Figure 5. Cell cycle progression activity and E2F1 expression are inversely associated with AR activity

(a) CCP scores are inversely associated with AR activity scores as determined by the expression levels of 21 AR-regulated genes in 171 tumors (r = −0.36, P < 0.001). (b) Inverse association between CCP scores and AR activity scores was also observed in the Grasso et al. dataset of 35 CRPC tumors (r = −0.42, P = 0.01). (c) AR activity is inversely associated with E2F1 transcript expression in 171 tumors (r = −0.43, P < 0.001). (d) AR expression level influences cellular responses to the AR ligand R1881. Representative Western blot (n = 2) of AR and GAPDH protein levels in wild type LNCaP cells and LNCaP-AR cells engineered to overexpress AR (rAR) (left panel). LNCaP and LNCaP-AR cell growth measured 72 h after exposure to the indicated R1881 concentration, n = 4 in each group (right panel).

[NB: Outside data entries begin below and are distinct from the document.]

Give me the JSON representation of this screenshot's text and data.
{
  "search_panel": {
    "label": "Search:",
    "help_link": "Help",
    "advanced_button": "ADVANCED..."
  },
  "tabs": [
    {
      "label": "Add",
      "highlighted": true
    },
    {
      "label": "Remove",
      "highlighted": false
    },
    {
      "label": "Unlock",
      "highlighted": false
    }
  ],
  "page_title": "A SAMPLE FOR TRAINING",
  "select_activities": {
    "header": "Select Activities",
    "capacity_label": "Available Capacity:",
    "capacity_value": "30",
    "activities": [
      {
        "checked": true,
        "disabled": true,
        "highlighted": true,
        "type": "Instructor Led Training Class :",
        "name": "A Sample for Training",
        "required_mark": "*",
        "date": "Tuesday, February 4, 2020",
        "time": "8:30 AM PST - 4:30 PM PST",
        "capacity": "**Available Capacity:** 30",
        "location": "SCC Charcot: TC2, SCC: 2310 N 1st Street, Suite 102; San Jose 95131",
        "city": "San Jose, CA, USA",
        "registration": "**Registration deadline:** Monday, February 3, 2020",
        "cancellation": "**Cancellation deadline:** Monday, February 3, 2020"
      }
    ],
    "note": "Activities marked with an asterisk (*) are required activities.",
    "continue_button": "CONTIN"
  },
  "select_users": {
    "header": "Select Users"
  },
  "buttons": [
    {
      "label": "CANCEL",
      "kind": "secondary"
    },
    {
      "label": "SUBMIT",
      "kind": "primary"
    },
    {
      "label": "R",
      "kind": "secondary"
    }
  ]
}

Figure 6. Expression levels of Fanconi Anemia complex genes are associated with cell cycle progression and E2F1 expression

(a) CCP scores for each tumor are ordered from high (left) to low (right). Corresponding Fanconi Anemia complex genes expressed in each tumor are colored to reflect high (yellow) or low (blue) transcript abundance. Columns represent individual tumors excepting Bladder; BP, benign prostate; CP G3, primary PC with Gleason pattern 3; CP G4, primary PC with Gleason pattern 4, which are composites of 10 to 20 samples. The 171 CRPC tumors from 63 patients with expression data are shown. (b) Higher cell cycle progression score is associated with heterozygous and homozygous RB1 inactivation by copy loss and/or mutation (asterisk indicates P < 0.01 by pairwise t-test to WT group). HZ, homozygous loss; 1CL, heterozygous loss, WT, wild-type. (c) Suppression of individual Fanconi anemia complex genes reduces the proliferation of multiple prostate cancer cell lines. Cell numbers were measured 5 d after introducing siRNAs targeting the specified genes relative to scrambled control siRNAs (n = 3 biological replicates per gene). All gene knockdowns produced a significant reduction in growth compared to scrambled control (2 sample t-test P < 0.05). (d) Time course of LNCaP growth following the suppression of individual Fanconi Anemia complex genes. Growth curves measured over 3 days after introducing siRNAs targeting the specified genes. Asterisk indicates a significant difference in percent growth compared to control for each time point using two-sample t-tests with P < 0.05). (e) Assessment of DNA damage in LNCaP cells by γ–H2AX assays following the knockdown of individual FA genes by siRNA and exposure to 50μM carboplatin. All FA knockdowns produced significantly greater γ–H2AX compared to scrambled siRNA controls (P < 0.05) excepting SLX4. (f) Kaplan-Meier plot comparing the duration of carboplatin treatment (months) for 21 men with metastatic CRPC with or without a germline or somatic alteration in genes involved in DNA repair: BRCA2, PALB2, or ATM (P = 0.02 by logrank test).